Je suis né en 1983; mes parents s’appelaient Richard et Kerri. J’ai un frère et deux sœurs. J’ai grandi dans un foyer où il y avait beaucoup de remous et où les adultes consommaient des drogues. C’était un milieu très dysfonctionnel, comme vous pouvez l’imaginer. À 13 ans, j’ai parcouru le Canada sur le pouce. Ma vie à l’époque était pleine de sérieux abus mentaux, émotionnels, physiques et sexuels. Toujours en mouvement, j’ai croisé bien des gens sur mon chemin. Certains étaient gentils; d’autres ont profité de moi. C’est la réalité que je tentais de fuir – une situation bien différente de celle de la plupart des jeunes de 13 ans au Canada.
Mon premier souvenir positif remonte à l’âge de 11 ans. J’avais de bons amis et je faisais des choses amusantes dans ma communauté. Mais les souvenirs positifs ont été rares par la suite. Une grande partie de ma vie a été marquée par des expériences tristes qui m’ont profondément atteint – des expériences difficiles à comprendre pour quelqu’un qui ne les a pas vécues.
À l’âge de 10 ans, on m’a retiré de mon foyer et ma famille m’a beaucoup manqué. J’adorais l’école, en particulier le primaire, et j’ai plutôt aimé le secondaire dans une classe adaptée à mes difficultés d’apprentissage. Ça a engendré certains défis, mais dans l’ensemble mes professeurs avaient bon cœur et travaillaient avec moi.
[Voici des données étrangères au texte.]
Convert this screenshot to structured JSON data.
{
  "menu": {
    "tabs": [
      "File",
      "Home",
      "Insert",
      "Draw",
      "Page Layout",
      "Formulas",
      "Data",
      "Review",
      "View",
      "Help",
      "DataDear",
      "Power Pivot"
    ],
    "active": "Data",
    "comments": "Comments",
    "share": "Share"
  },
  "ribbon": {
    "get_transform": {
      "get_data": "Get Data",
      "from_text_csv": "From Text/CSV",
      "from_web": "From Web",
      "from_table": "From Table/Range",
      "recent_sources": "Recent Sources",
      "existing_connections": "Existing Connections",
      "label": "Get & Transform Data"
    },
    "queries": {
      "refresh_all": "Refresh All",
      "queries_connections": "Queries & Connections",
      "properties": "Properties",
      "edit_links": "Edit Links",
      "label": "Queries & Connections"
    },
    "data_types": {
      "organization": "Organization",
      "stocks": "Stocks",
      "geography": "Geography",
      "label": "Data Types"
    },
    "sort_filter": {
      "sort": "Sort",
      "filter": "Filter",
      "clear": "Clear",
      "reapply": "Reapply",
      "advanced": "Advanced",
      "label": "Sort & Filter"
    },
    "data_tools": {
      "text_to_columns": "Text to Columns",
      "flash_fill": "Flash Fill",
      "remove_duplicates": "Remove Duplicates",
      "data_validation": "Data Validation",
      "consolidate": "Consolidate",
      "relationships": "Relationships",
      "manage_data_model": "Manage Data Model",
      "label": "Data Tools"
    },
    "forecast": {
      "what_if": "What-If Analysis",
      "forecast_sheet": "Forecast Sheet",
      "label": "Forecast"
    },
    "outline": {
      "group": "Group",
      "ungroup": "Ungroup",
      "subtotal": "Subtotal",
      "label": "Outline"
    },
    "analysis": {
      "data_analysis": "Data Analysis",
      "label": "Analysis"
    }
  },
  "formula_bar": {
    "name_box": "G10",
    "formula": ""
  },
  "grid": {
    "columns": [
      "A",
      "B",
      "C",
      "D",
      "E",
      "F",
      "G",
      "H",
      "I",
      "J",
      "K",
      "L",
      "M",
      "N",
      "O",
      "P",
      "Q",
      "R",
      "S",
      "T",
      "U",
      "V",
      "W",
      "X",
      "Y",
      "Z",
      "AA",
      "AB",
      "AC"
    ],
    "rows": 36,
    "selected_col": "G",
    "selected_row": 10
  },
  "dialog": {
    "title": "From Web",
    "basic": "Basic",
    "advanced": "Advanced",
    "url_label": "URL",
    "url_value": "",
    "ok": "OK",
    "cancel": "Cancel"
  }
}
À l’adolescence, j’ai fait le tour des foyers de groupe et des centres pour jeunes délinquants. Rendu à l’âge adulte, j’ai passé 11 ans et demi en prison. J’ai purgé des peines dans des pénitenciers provinciaux et fédéraux pour divers délits. Je suis sorti de prison depuis quatre ans. Pendant une bonne partie de ces années, j’ai vécu dans des hôtels et j’ai été expulsé de plusieurs appartements. L’instabilité constante était extrêmement difficile. Il existe très peu de services de soutien pour aider les personnes remises en liberté à se réadapter au monde extérieur. C’est une expérience qui isole. Par où devrait-on commencer? C’est quasiment comme si le système était conçu pour qu’on échoue.
J’ai été sélectionné par un comité pour être logé ici (dans un établissement de 16 logements à Whitehorse, Yukon), dans le cadre du programme Logement d’abord. J’y vis depuis maintenant un an, et ça a fait une grande différence. Ici, on applique la réduction des méfaits. Les locataires ont accès à du matériel neuf pour la consommation plus sécuritaire de drogues. Mais surtout, si on veut obtenir un service, le personnel nous aide à le trouver. Ça inclut le soutien mental, financier, social, juridique et médical. Quand des gens disent que la réduction des méfaits « encourage » la consommation de drogues, c’est carrément faux. Elle met les personnes en contact avec des services salvateurs qui les aident à changer leur vie. Elle nous donne de l’espoir et nous aide à aller de l’avant. J’en suis la preuve vivante.
J’ai eu des troubles de toxicomanie pendant la majeure partie de ma vie. J’ai commencé à boire et à fumer à l’âge de 13 ans. Puis j’ai progressé vers la cocaïne, l’héroïne et le crystal meth. Ce n’est plus la vie que je souhaite.
C’est le temps de changer. Comme tout le monde, j’ai des espoirs et des rêves. Je suis arrivé à un stade de ma vie où je veux changer. Je suis fatigué de ce mode de vie et je sais qu’il y a de meilleures options. J’ai décidé de suivre un traitement et d’essayer du mieux que je peux. Je sais que ça ne sera pas facile, mais les choses importantes sont rarement faciles. Un jour, j’espère acheter un terrain et y bâtir une maison. J’aimerais rester sobre, m’impliquer et redonner à ma communauté. Ce sont mes espoirs et mes rêves. Je sais que j’y arriverai.